There will be many stories written about our COVID 19 pandemic experiences and how it changed individuals, groups of lives, companies, governments and nations. But that is not my story here. I am seeking to step back from the latest road block and understand the longer journey into leadership I have taken, and that I am yet to take, for the benefit of others, wherever and whenever they read or hear it.

Steve Jobs said “you can’t connect the dots looking forward, but you can connect dots looking backwards”. That could sound like the pompous and arrogant view of an uncaring baby boomer. It has the potential to come across as without empathy, to generations inheriting the tab, for a pandemic inspired recession, whose magnitude is only now becoming clear, and to environmental and social contexts that none of us are proud of.

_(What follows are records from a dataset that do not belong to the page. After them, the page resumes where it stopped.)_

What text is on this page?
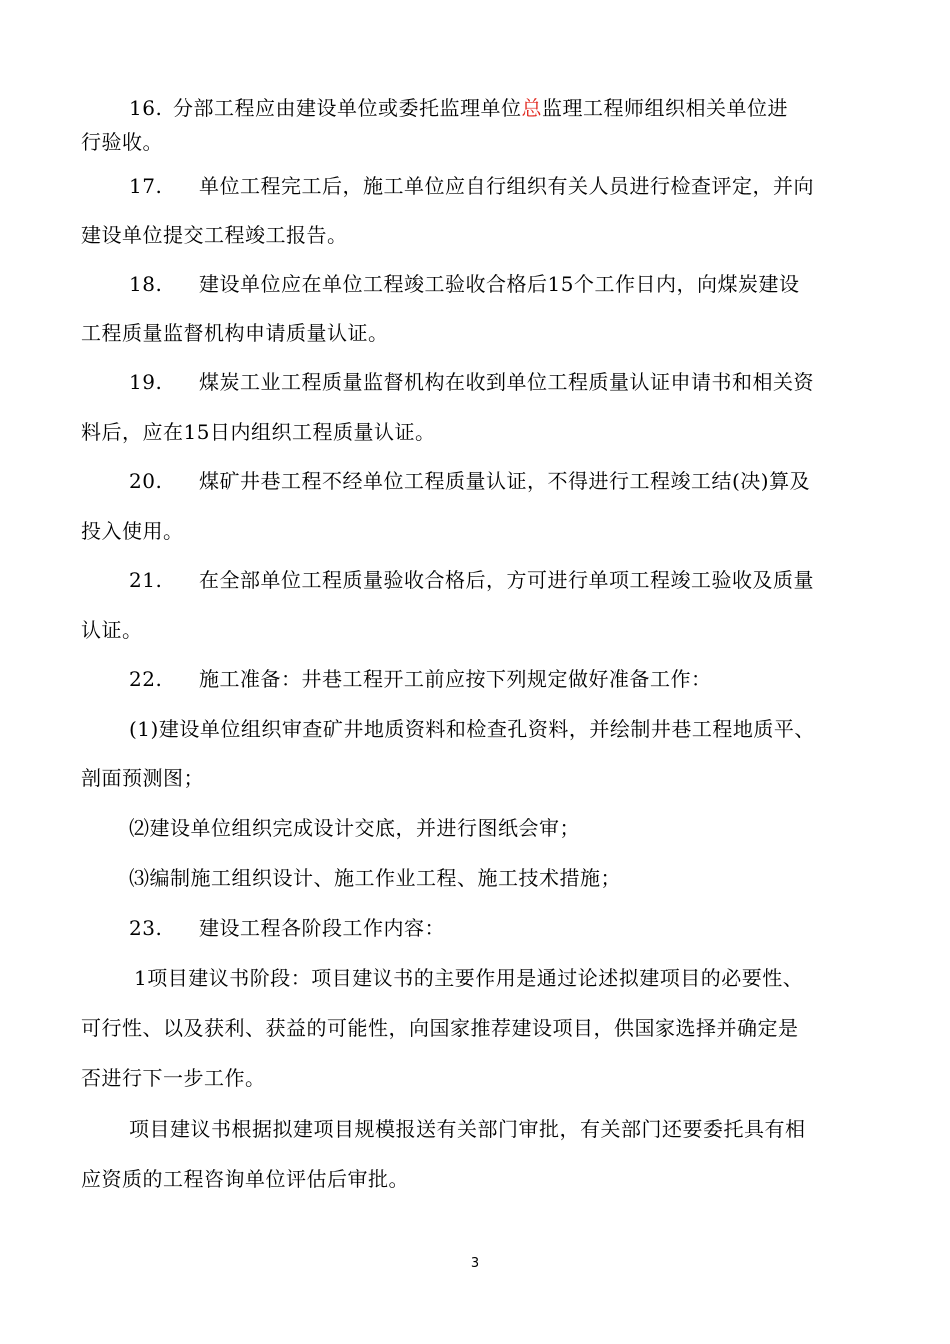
16. 分部工程应由建设单位或委托监理单位总监理工程师组织相关单位进
行验收。
17. 单位工程完工后，施工单位应自行组织有关人员进行检查评定，并向
建设单位提交工程竣工报告。
18. 建设单位应在单位工程竣工验收合格后15个工作日内，向煤炭建设
工程质量监督机构申请质量认证。
19. 煤炭工业工程质量监督机构在收到单位工程质量认证申请书和相关资
料后，应在15日内组织工程质量认证。
20. 煤矿井巷工程不经单位工程质量认证，不得进行工程竣工结(决)算及
投入使用。
21. 在全部单位工程质量验收合格后，方可进行单项工程竣工验收及质量
认证。
22. 施工准备：井巷工程开工前应按下列规定做好准备工作：
(1)建设单位组织审查矿井地质资料和检查孔资料，并绘制井巷工程地质平、
剖面预测图；
⑵建设单位组织完成设计交底，并进行图纸会审；
⑶编制施工组织设计、施工作业工程、施工技术措施；
23. 建设工程各阶段工作内容：
1项目建议书阶段：项目建议书的主要作用是通过论述拟建项目的必要性、
可行性、以及获利、获益的可能性，向国家推荐建设项目，供国家选择并确定是
否进行下一步工作。
项目建议书根据拟建项目规模报送有关部门审批，有关部门还要委托具有相
应资质的工程咨询单位评估后审批。
3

My key intended message is in stark contrast to one associated with that image. So, if I can ask you to trust me on that, my ability to make sense of my career to date, and the lessons on leadership it has taught me, is made possible by taking a pause and reflecting on what has transpired over many years of working in universities. In that time, I have had the joy and pleasure to have interacted with countless brilliant and inspiring people. I am not sure how the cumulative story in this blog is going to end yet. I can’t wait to start writing it. And I’m excited about sharing through it, my views about leadership, the lessons I have learned, and the sense it makes to me.

What I do know is that at the heart of my story is empathy. This is something I have learnt through the foundations I have been so lucky to have been given, the lessons of what worked and what didn’t along the journey, and through seeing the value in asking questions and seeking feedback and seeing it as a gift. The over-riding message to me of joining the dots backward is that we are all different. What I have learnt along the way is the importance of empathetic leadership. I’m trying to get better at it.